I always love the ads that give their reasons for selling, like this one from a family obviously in turmoil: “1998 Pontiac Grand Prix GT...priced $500 under book. My wife wants Trailblazer, I want peace and quiet.”
Or: “2002 Mercury Cougar...Baby = bye bye sports car.”
Or “2007 Lincoln Town Car...purchased for mom and dad, said too big.”
One owner found out a side effect of having a classic car: “1963 Ford Thunderbird...draws so much attention that my wife will not drive it.”
My favorite in this group is a recent new car buyer: “2008 Ford Mustang. 411, yes, 411 miles. New car purchased for wife, too small to get four year old in back seat.”
Then there are always a few ads that just don’t make sense. Like this one for a seldom-seen car: “1978 Checker Marathon. 6 cyl., AT, runs good, solid body, usual rust, ideal delivery or business promo car.
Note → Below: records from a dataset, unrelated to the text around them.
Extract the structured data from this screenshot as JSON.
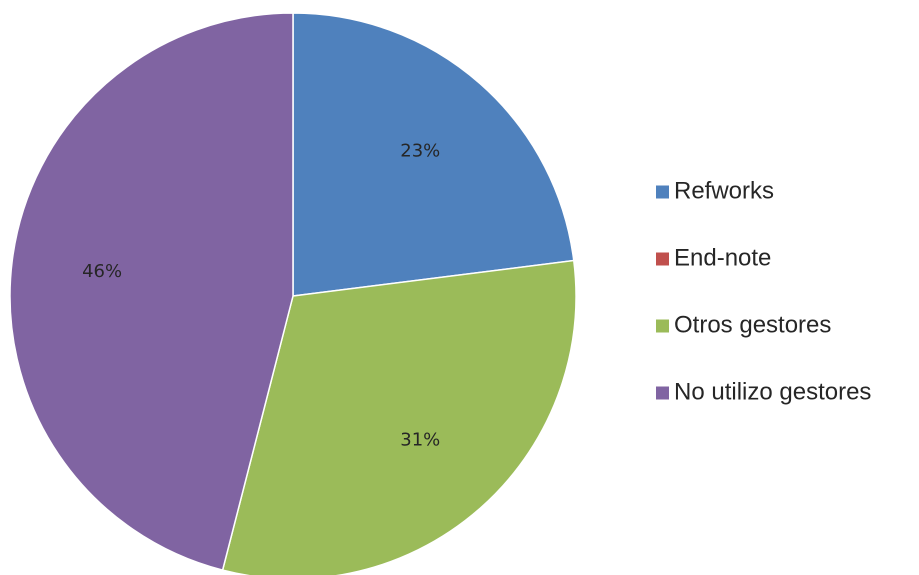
{
  "chart_data": {
    "type": "pie",
    "categories": [
      "Refworks",
      "End-note",
      "Otros gestores",
      "No utilizo gestores"
    ],
    "values": [
      23,
      0,
      31,
      46
    ],
    "value_labels": [
      "23%",
      "",
      "31%",
      "46%"
    ],
    "colors": [
      "#4f81bd",
      "#c0504d",
      "#9bbb59",
      "#8064a2"
    ],
    "start_angle_deg": 0,
    "direction": "clockwise",
    "legend_position": "right"
  }
}
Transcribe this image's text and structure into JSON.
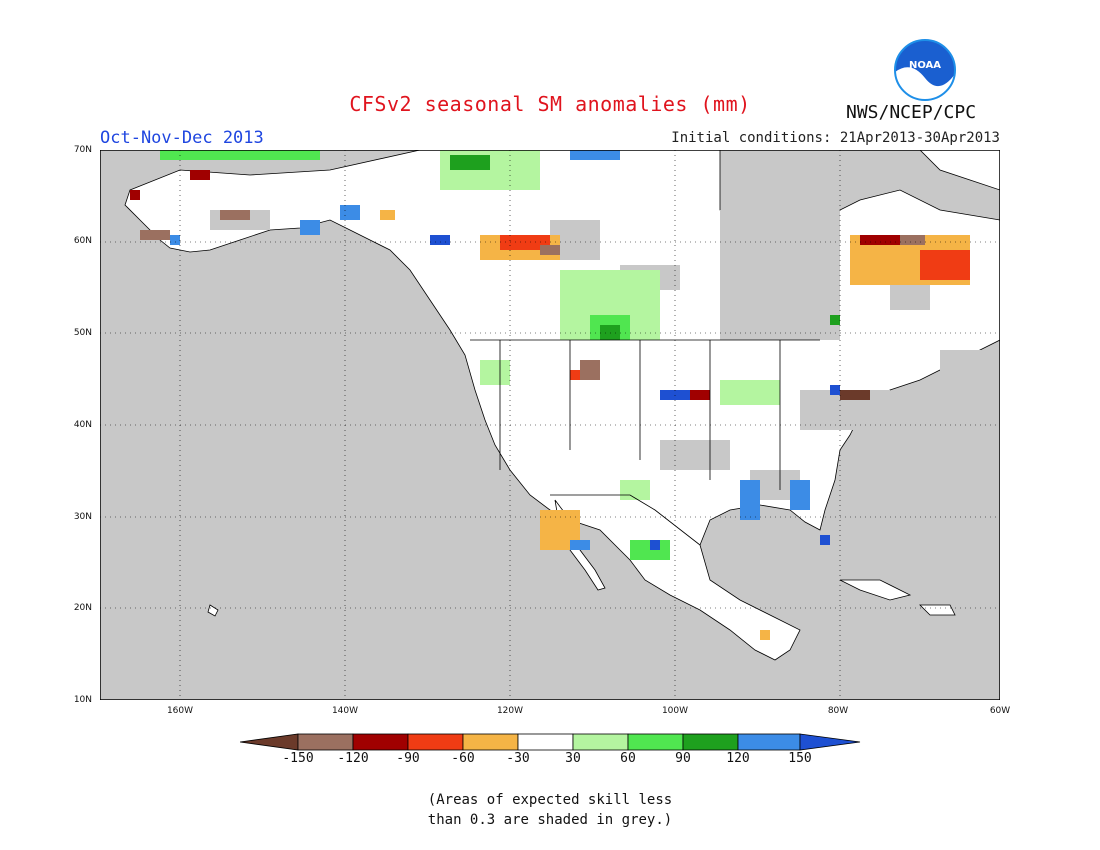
{
  "title": "CFSv2 seasonal SM anomalies (mm)",
  "season": "Oct-Nov-Dec 2013",
  "initial_conditions": "Initial conditions: 21Apr2013-30Apr2013",
  "agency": "NWS/NCEP/CPC",
  "logo_text": "NOAA",
  "latitude_labels": [
    "70N",
    "60N",
    "50N",
    "40N",
    "30N",
    "20N",
    "10N"
  ],
  "longitude_labels": [
    "160W",
    "140W",
    "120W",
    "100W",
    "80W",
    "60W"
  ],
  "colorbar": {
    "labels": [
      "-150",
      "-120",
      "-90",
      "-60",
      "-30",
      "30",
      "60",
      "90",
      "120",
      "150"
    ],
    "colors": [
      "#6b3a2a",
      "#9b7060",
      "#a00000",
      "#f03c14",
      "#f5b446",
      "#ffffff",
      "#b4f5a0",
      "#50e650",
      "#1ea01e",
      "#3c8ce6",
      "#1e50d2"
    ]
  },
  "footnote": {
    "line1": "(Areas of expected skill less",
    "line2": "than 0.3 are shaded in grey.)"
  },
  "map_colors": {
    "ocean": "#c8c8c8",
    "land": "#ffffff",
    "border": "#000000"
  }
}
Ernie Harwell was right! $3650.” Ernie Harwell was right? About what?
Maybe you can explain this one to me. “2005 Ford Escape LTD. 4x4, 40,000 miles, sharp like Judy, $15,995.” Sharp like Judy?
Here’s a guy who doesn’t like to complain: “1988 Chevy 2500... trans. shifts hard-always has...” So the guy bought the truck who knows how long ago—maybe even when new—it’s always shifted hard and he’s never had it fixed. Now he’s looking for another sucker as big as him. Good luck with that.
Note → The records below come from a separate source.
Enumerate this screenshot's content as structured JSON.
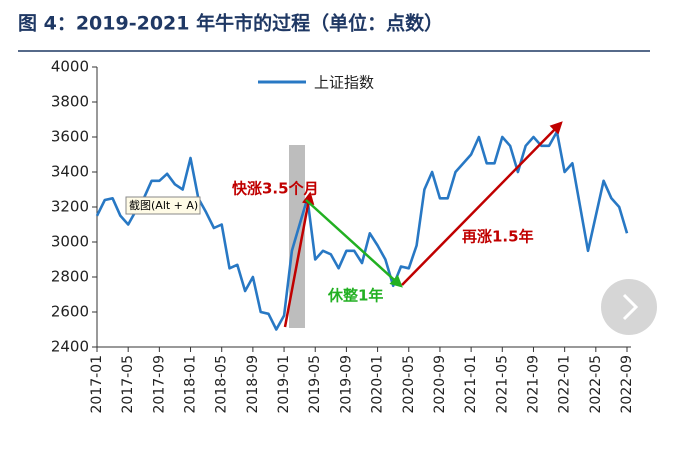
{
  "chart_data": {
    "type": "line",
    "title": "图 4：2019-2021 年牛市的过程（单位：点数）",
    "x": [
      "2017-01",
      "2017-02",
      "2017-03",
      "2017-04",
      "2017-05",
      "2017-06",
      "2017-07",
      "2017-08",
      "2017-09",
      "2017-10",
      "2017-11",
      "2017-12",
      "2018-01",
      "2018-02",
      "2018-03",
      "2018-04",
      "2018-05",
      "2018-06",
      "2018-07",
      "2018-08",
      "2018-09",
      "2018-10",
      "2018-11",
      "2018-12",
      "2019-01",
      "2019-02",
      "2019-03",
      "2019-04",
      "2019-05",
      "2019-06",
      "2019-07",
      "2019-08",
      "2019-09",
      "2019-10",
      "2019-11",
      "2019-12",
      "2020-01",
      "2020-02",
      "2020-03",
      "2020-04",
      "2020-05",
      "2020-06",
      "2020-07",
      "2020-08",
      "2020-09",
      "2020-10",
      "2020-11",
      "2020-12",
      "2021-01",
      "2021-02",
      "2021-03",
      "2021-04",
      "2021-05",
      "2021-06",
      "2021-07",
      "2021-08",
      "2021-09",
      "2021-10",
      "2021-11",
      "2021-12",
      "2022-01",
      "2022-02",
      "2022-03",
      "2022-04",
      "2022-05",
      "2022-06",
      "2022-07",
      "2022-08",
      "2022-09"
    ],
    "series": [
      {
        "name": "上证指数",
        "color": "#2878c4",
        "values": [
          3150,
          3240,
          3250,
          3150,
          3100,
          3180,
          3250,
          3350,
          3350,
          3390,
          3330,
          3300,
          3480,
          3250,
          3170,
          3080,
          3100,
          2850,
          2870,
          2720,
          2800,
          2600,
          2590,
          2500,
          2580,
          2950,
          3100,
          3250,
          2900,
          2950,
          2930,
          2850,
          2950,
          2950,
          2880,
          3050,
          2980,
          2900,
          2750,
          2860,
          2850,
          2980,
          3300,
          3400,
          3250,
          3250,
          3400,
          3450,
          3500,
          3600,
          3450,
          3450,
          3600,
          3550,
          3400,
          3550,
          3600,
          3550,
          3550,
          3630,
          3400,
          3450,
          3200,
          2950,
          3150,
          3350,
          3250,
          3200,
          3050
        ]
      }
    ],
    "xticks": [
      "2017-01",
      "2017-05",
      "2017-09",
      "2018-01",
      "2018-05",
      "2018-09",
      "2019-01",
      "2019-05",
      "2019-09",
      "2020-01",
      "2020-05",
      "2020-09",
      "2021-01",
      "2021-05",
      "2021-09",
      "2022-01",
      "2022-05",
      "2022-09"
    ],
    "ylim": [
      2400,
      4000
    ],
    "yticks": [
      2400,
      2600,
      2800,
      3000,
      3200,
      3400,
      3600,
      3800,
      4000
    ],
    "annotations": [
      "快涨3.5个月",
      "休整1年",
      "再涨1.5年"
    ],
    "legend": "top"
  },
  "ui": {
    "tooltip": "截图(Alt + A)"
  }
}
That guy almost has to be related to the owner of this car: “1963 Ford Fairlane...not started since engine and trans. were rebuilt 20 yrs. ago, trans not yet re-installed, $600.” Yes, he hasn’t gotten around to re-installing the transmission yet, but give him a break, it’s only been 20 years. Maybe the next owner will have some ambition.
But enough seriousness, let’s end this on a happy note. How about a “2003 Chevy Trailblazer...one-of-a-kind because it’s the only one we have.” Or a “2002 Ford F150 Supercrew Lariat. Loaded, TV. We have sold it twice, it seems to like us.”
And finally, one dealer seems overstocked with a particular body style: “2001 Ford F250 Crew Cab. Yet another 5.4L gas engine crew cab has found its way onto our lot. We think they come in at night when the diesels are sleeping.” After all this, I think I’ll take a nap myself.